Companies

DeepSeek Enhances Competitive Edge for Chinese Chipmakers in AI Sector

Published February 13, 2025

DeepSeek's advancement in artificial intelligence (AI) models is giving Chinese chipmakers, including Huawei, a better chance to compete within the domestic market against more powerful U.S. processors.

For years, Huawei and its Chinese competitors have faced challenges in matching Nvidia in producing high-end chips capable of rivaling the U.S. company's offerings for training AI models. Training involves feeding data into algorithms, which helps them learn to make precise decisions.

DeepSeek's models, focusing on "inference"—when an AI model generates conclusions—prioritize computational efficiency rather than just raw processing power. This approach is expected to help narrow the performance gap between Chinese-made AI processors and their more advanced U.S. counterparts, according to analysts.

Recently, Huawei, along with other Chinese AI chipmakers like Hygon, Tencent-backed EnFlame, Tsingmicro, and Moore Threads, have announced intentions to support DeepSeek models, although specific product details remain scarce.

While Huawei declined to comment, companies like Moore Threads, Hygon, EnFlame, and Tsingmicro did not respond to requests for more information.

Experts in the industry predict that the open-source nature of DeepSeek, coupled with its low fees, could encourage broader AI adoption and spur real-world applications. This could potentially assist Chinese firms in navigating U.S. export restrictions on their most powerful chips.

Prior to the attention DeepSeek garnered this year, products like Huawei's Ascend 910B were considered by clients such as ByteDance to be more appropriate for less computationally demanding inference tasks. This stage follows training and involves trained AI models making predictions or executing functions, such as through chatbots.

Several companies in China, ranging from automakers to telecommunications providers, have announced initiatives to incorporate DeepSeek's models into their products and operations.

Lian Jye Su, a chief analyst at the tech research firm Omdia, commented, "This development aligns well with the capabilities of Chinese AI chipset vendors.
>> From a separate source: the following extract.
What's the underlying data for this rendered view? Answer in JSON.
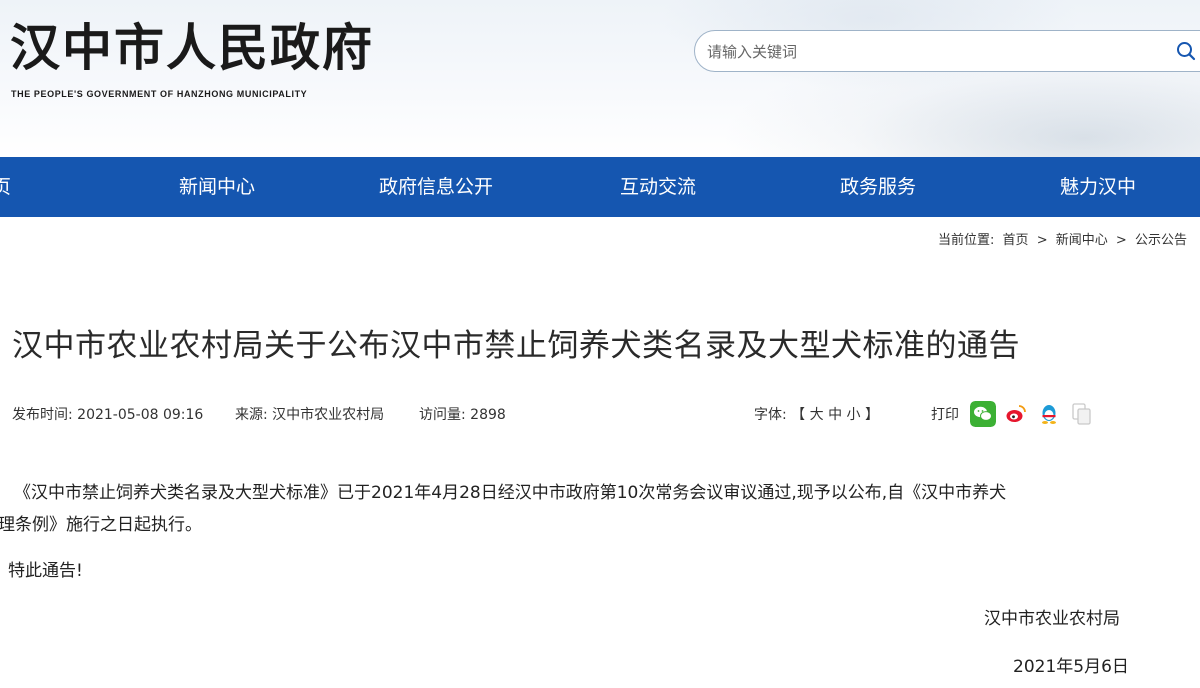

While Chinese AI chipsets find it difficult to compete with Nvidia’s GPU in AI training, inference workloads are more accommodating and depend heavily on localized and industry-specific knowledge."
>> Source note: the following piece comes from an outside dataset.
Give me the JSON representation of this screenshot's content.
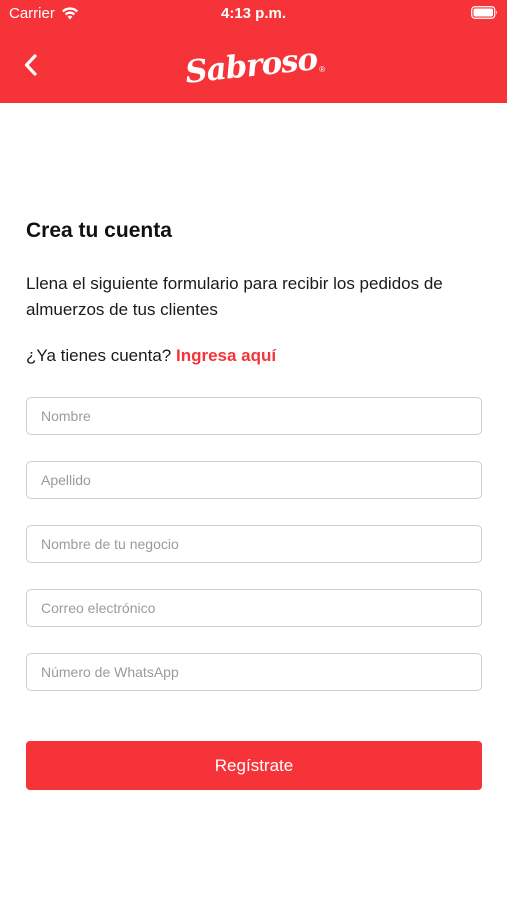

However, Bernstein analyst Lin Qingyuan pointed out that while Chinese AI chips may be cost-effective for inference, their market is primarily limited to China, as Nvidia chips still outperform them, even in inference tasks.

Despite U.S. export restrictions prohibiting Nvidia’s most advanced AI training chips from being sold in China, the company can still provide less powerful training chips for inference tasks.

Nvidia recently discussed the increasing inference time as a new scaling law in a blog post, asserting that their chips will be critical in enhancing the utility of DeepSeek and other "reasoning" models.

In addition to their computing power, Nvidia's CUDA, a parallel computing platform allowing developers to use Nvidia GPUs not only for AI but also for general computing, plays a vital role in their market dominance.

Chinese AI chip manufacturers have typically avoided challenging Nvidia directly by asking users to abandon CUDA, instead claiming compatibility with the platform.

Huawei is actively trying to reduce reliance on Nvidia by introducing a CUDA equivalent known as Compute Architecture for Neural Networks (CANN). However, experts assert that Huawei faces significant hurdles in convincing developers to shift away from CUDA.

Omdia’s Su added, “The software performance of Chinese AI chip companies is also currently inadequate. CUDA offers a comprehensive library and diverse software functionalities which require extensive investment over time to replicate.”